Стихи, которые приводятся в рассказе, - не мои, разумеется. К. Чуковский и Н. Гумилёв. Памфлет "Скромное предложение..." является самым, пожалуй, мрачным и язвительным произведением Джонатана Свифта, написанным в защиту голодающих соотечественников.
И ВСЕГДА БУДЕТ СОЛНЦЕ...
Сначала люди кушали уличных сизарей: птица сорная, тупая, злобная - в общем, никакого сходства с голубками Пикассо. Затем настал черёд лосей и лошадей: заходят на дачные участки, щиплют сочную травку, детей пугают. О диких кабанах вообще чья бы корова мычала (тем более какой уж там крупнорогатый скот, давно истребился): вытаптывают без жалости всю траву, которая куда больше их самих нужна для жизненной биосферы. Собаки и кошки некоторое время удерживались на плаву - они умели встраиваться в сообщество. Все, кроме одичавших и потому составляющих прямую угрозу здоровью и жизни человечества.
А потом покатилось по наезженной колее: особь за особью, вид за видом. Нет, растительности в результате оказалось так много, что вегетарианцы вообще ничего не почувствовали: даже те, кто добавлял в рацион молоко (восстановленное из растительных жиров) и яйца (синтезированные из нефти). Но остальные люди довольно быстро испытали смертельную нужду в мясе. Включая рыбу.
Ювена не застала этого времени - родилась в самый Год Великого Пересмотра. Незадолго до того Землю посетила Макроинфекция - непонятного типа вирус, который целеустремлённо убивал вырожденных грудничков, немногим достигших года. По счастью, неудачных: синдром Дауна, гемофилия, муковисцидоз и всё такое прочее.

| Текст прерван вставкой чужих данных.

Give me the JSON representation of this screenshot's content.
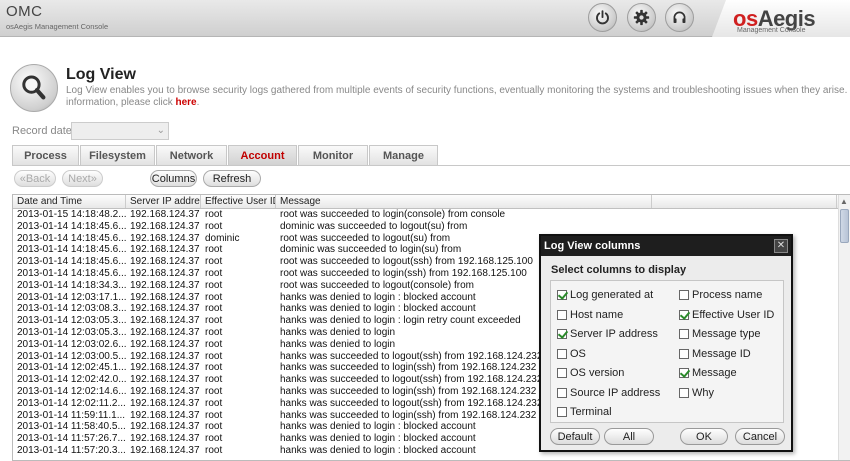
{
  "header": {
    "app_name": "OMC",
    "app_subtitle": "osAegis Management Console",
    "brand_os": "os",
    "brand_aegis": "Aegis",
    "brand_subtitle": "Management Console"
  },
  "page": {
    "title": "Log View",
    "description_line1": "Log View enables you to browse security logs gathered from multiple events of security functions, eventually monitoring the systems and troubleshooting issues when they arise. If you need more",
    "description_line2_prefix": "information, please click ",
    "description_link": "here",
    "description_line2_suffix": "."
  },
  "record_date": {
    "label": "Record date",
    "value": ""
  },
  "tabs": [
    {
      "label": "Process",
      "active": false
    },
    {
      "label": "Filesystem",
      "active": false
    },
    {
      "label": "Network",
      "active": false
    },
    {
      "label": "Account",
      "active": true
    },
    {
      "label": "Monitor",
      "active": false
    },
    {
      "label": "Manage",
      "active": false
    }
  ],
  "toolbar": {
    "back_label": "«Back",
    "next_label": "Next»",
    "columns_label": "Columns",
    "refresh_label": "Refresh"
  },
  "table": {
    "columns": [
      "Date and Time",
      "Server IP address",
      "Effective User ID",
      "Message",
      ""
    ],
    "rows": [
      [
        "2013-01-15 14:18:48.2...",
        "192.168.124.37",
        "root",
        "root was succeeded to login(console) from console"
      ],
      [
        "2013-01-14 14:18:45.6...",
        "192.168.124.37",
        "root",
        "dominic was succeeded to logout(su) from"
      ],
      [
        "2013-01-14 14:18:45.6...",
        "192.168.124.37",
        "dominic",
        "root was succeeded to logout(su) from"
      ],
      [
        "2013-01-14 14:18:45.6...",
        "192.168.124.37",
        "root",
        "dominic was succeeded to login(su) from"
      ],
      [
        "2013-01-14 14:18:45.6...",
        "192.168.124.37",
        "root",
        "root was succeeded to logout(ssh) from 192.168.125.100"
      ],
      [
        "2013-01-14 14:18:45.6...",
        "192.168.124.37",
        "root",
        "root was succeeded to login(ssh) from 192.168.125.100"
      ],
      [
        "2013-01-14 14:18:34.3...",
        "192.168.124.37",
        "root",
        "root was succeeded to logout(console) from"
      ],
      [
        "2013-01-14 12:03:17.1...",
        "192.168.124.37",
        "root",
        "hanks was denied to login : blocked account"
      ],
      [
        "2013-01-14 12:03:08.3...",
        "192.168.124.37",
        "root",
        "hanks was denied to login : blocked account"
      ],
      [
        "2013-01-14 12:03:05.3...",
        "192.168.124.37",
        "root",
        "hanks was denied to login : login retry count exceeded"
      ],
      [
        "2013-01-14 12:03:05.3...",
        "192.168.124.37",
        "root",
        "hanks was denied to login"
      ],
      [
        "2013-01-14 12:03:02.6...",
        "192.168.124.37",
        "root",
        "hanks was denied to login"
      ],
      [
        "2013-01-14 12:03:00.5...",
        "192.168.124.37",
        "root",
        "hanks was succeeded to logout(ssh) from 192.168.124.232"
      ],
      [
        "2013-01-14 12:02:45.1...",
        "192.168.124.37",
        "root",
        "hanks was succeeded to login(ssh) from 192.168.124.232"
      ],
      [
        "2013-01-14 12:02:42.0...",
        "192.168.124.37",
        "root",
        "hanks was succeeded to logout(ssh) from 192.168.124.232"
      ],
      [
        "2013-01-14 12:02:14.6...",
        "192.168.124.37",
        "root",
        "hanks was succeeded to login(ssh) from 192.168.124.232"
      ],
      [
        "2013-01-14 12:02:11.2...",
        "192.168.124.37",
        "root",
        "hanks was succeeded to logout(ssh) from 192.168.124.232"
      ],
      [
        "2013-01-14 11:59:11.1...",
        "192.168.124.37",
        "root",
        "hanks was succeeded to login(ssh) from 192.168.124.232"
      ],
      [
        "2013-01-14 11:58:40.5...",
        "192.168.124.37",
        "root",
        "hanks was denied to login : blocked account"
      ],
      [
        "2013-01-14 11:57:26.7...",
        "192.168.124.37",
        "root",
        "hanks was denied to login : blocked account"
      ],
      [
        "2013-01-14 11:57:20.3...",
        "192.168.124.37",
        "root",
        "hanks was denied to login : blocked account"
      ]
    ]
  },
  "dialog": {
    "title": "Log View columns",
    "subtitle": "Select columns to display",
    "options_left": [
      {
        "label": "Log generated at",
        "checked": true
      },
      {
        "label": "Host name",
        "checked": false
      },
      {
        "label": "Server IP address",
        "checked": true
      },
      {
        "label": "OS",
        "checked": false
      },
      {
        "label": "OS version",
        "checked": false
      },
      {
        "label": "Source IP address",
        "checked": false
      },
      {
        "label": "Terminal",
        "checked": false
      }
    ],
    "options_right": [
      {
        "label": "Process name",
        "checked": false
      },
      {
        "label": "Effective User ID",
        "checked": true
      },
      {
        "label": "Message type",
        "checked": false
      },
      {
        "label": "Message ID",
        "checked": false
      },
      {
        "label": "Message",
        "checked": true
      },
      {
        "label": "Why",
        "checked": false
      }
    ],
    "buttons": {
      "default": "Default",
      "all": "All",
      "ok": "OK",
      "cancel": "Cancel"
    }
  },
  "icons": [
    "power-icon",
    "gear-icon",
    "headset-icon",
    "magnifier-icon",
    "chevron-down-icon",
    "close-icon",
    "scroll-up-icon"
  ]
}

Самым любопытным для медиков было то, что под воздействием заразительного агента ноль ноль семь трупики не разлагались, а, в отличие от мяса животных и людей, как бы мумифицировались. Их не приходилось держать в холодильниках, где они вместе с водой теряли необходимые для жизни вещества, переохлаждать или подвергать вакуумной сушке.

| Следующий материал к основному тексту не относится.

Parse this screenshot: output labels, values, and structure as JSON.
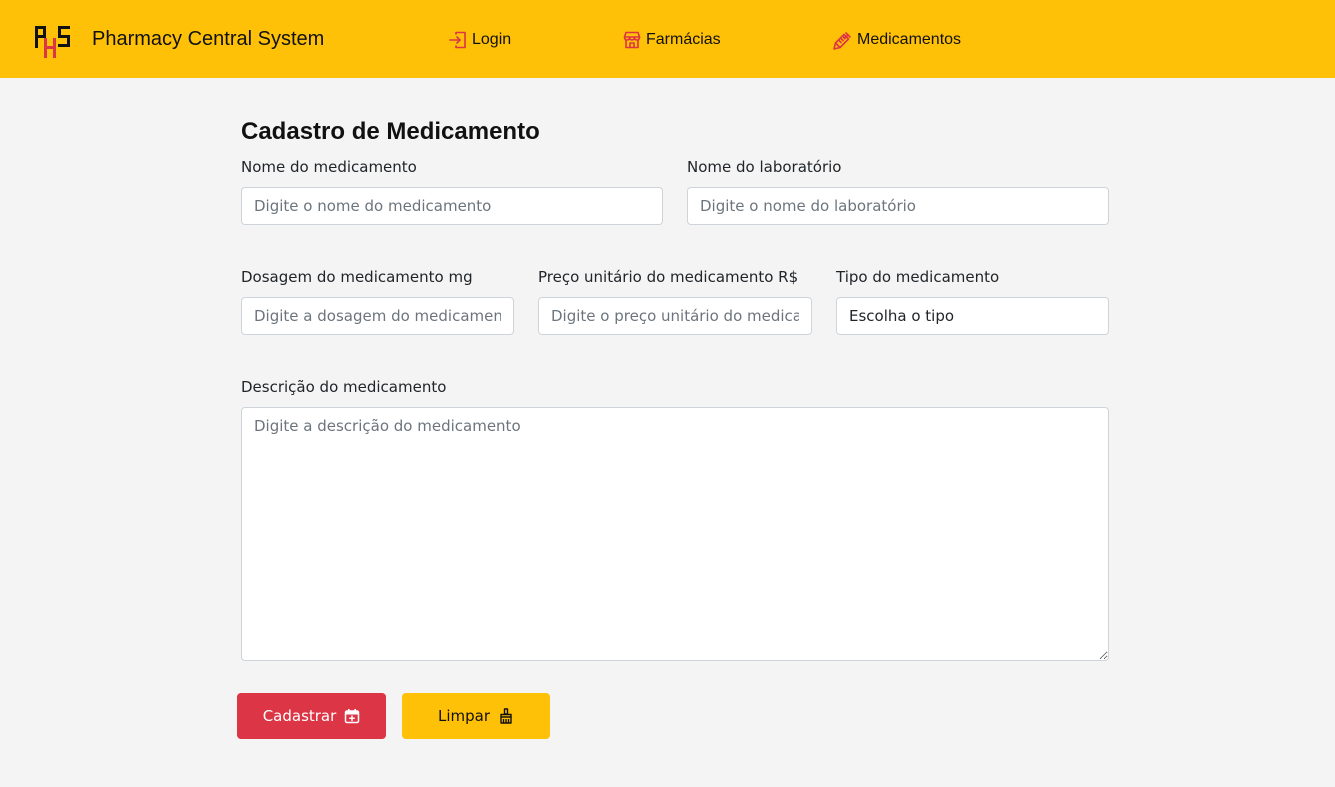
{
  "navbar": {
    "logo_text": "PHS",
    "brand": "Pharmacy Central System",
    "items": [
      {
        "label": "Login",
        "icon": "login-icon"
      },
      {
        "label": "Farmácias",
        "icon": "store-icon"
      },
      {
        "label": "Medicamentos",
        "icon": "syringe-icon"
      }
    ]
  },
  "form": {
    "title": "Cadastro de Medicamento",
    "nome": {
      "label": "Nome do medicamento",
      "placeholder": "Digite o nome do medicamento",
      "value": ""
    },
    "laboratorio": {
      "label": "Nome do laboratório",
      "placeholder": "Digite o nome do laboratório",
      "value": ""
    },
    "dosagem": {
      "label": "Dosagem do medicamento mg",
      "placeholder": "Digite a dosagem do medicamento",
      "value": ""
    },
    "preco": {
      "label": "Preço unitário do medicamento R$",
      "placeholder": "Digite o preço unitário do medicamento",
      "value": ""
    },
    "tipo": {
      "label": "Tipo do medicamento",
      "selected": "Escolha o tipo"
    },
    "descricao": {
      "label": "Descrição do medicamento",
      "placeholder": "Digite a descrição do medicamento",
      "value": ""
    }
  },
  "buttons": {
    "submit": {
      "label": "Cadastrar",
      "icon": "calendar-plus-icon"
    },
    "clear": {
      "label": "Limpar",
      "icon": "broom-icon"
    }
  },
  "colors": {
    "navbar": "#ffc107",
    "icon_accent": "#dc3545",
    "submit": "#dc3545",
    "clear": "#ffc107"
  }
}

- А почему было нельзя их похоронить? - спрашивала маленькая Ювена.
- Врачи хотели выделить заразный агент и попробовать с ним бороться, - важным голосом говорили ма-Нинеля или па-Ивисталь. - Лишь потом их осенило...
Что инфекция передаётся лишь от мужчины женщине и от матери - вырожденному, а сам вирус без следа исчезает на второй день после гибели плода-переростка, нисколько не влияя на его свойства.
Ювена понимающе кивала.
В самом деле, отчего бы тогда этому плоду не послужить людям на свой особый манер? Разумеется, за очень и очень солидные деньги. В конце концов, почва нужна для жизни и произрастания, крематории не одобряет церковь, а лучшей могилой для потомков всегда служили их предки.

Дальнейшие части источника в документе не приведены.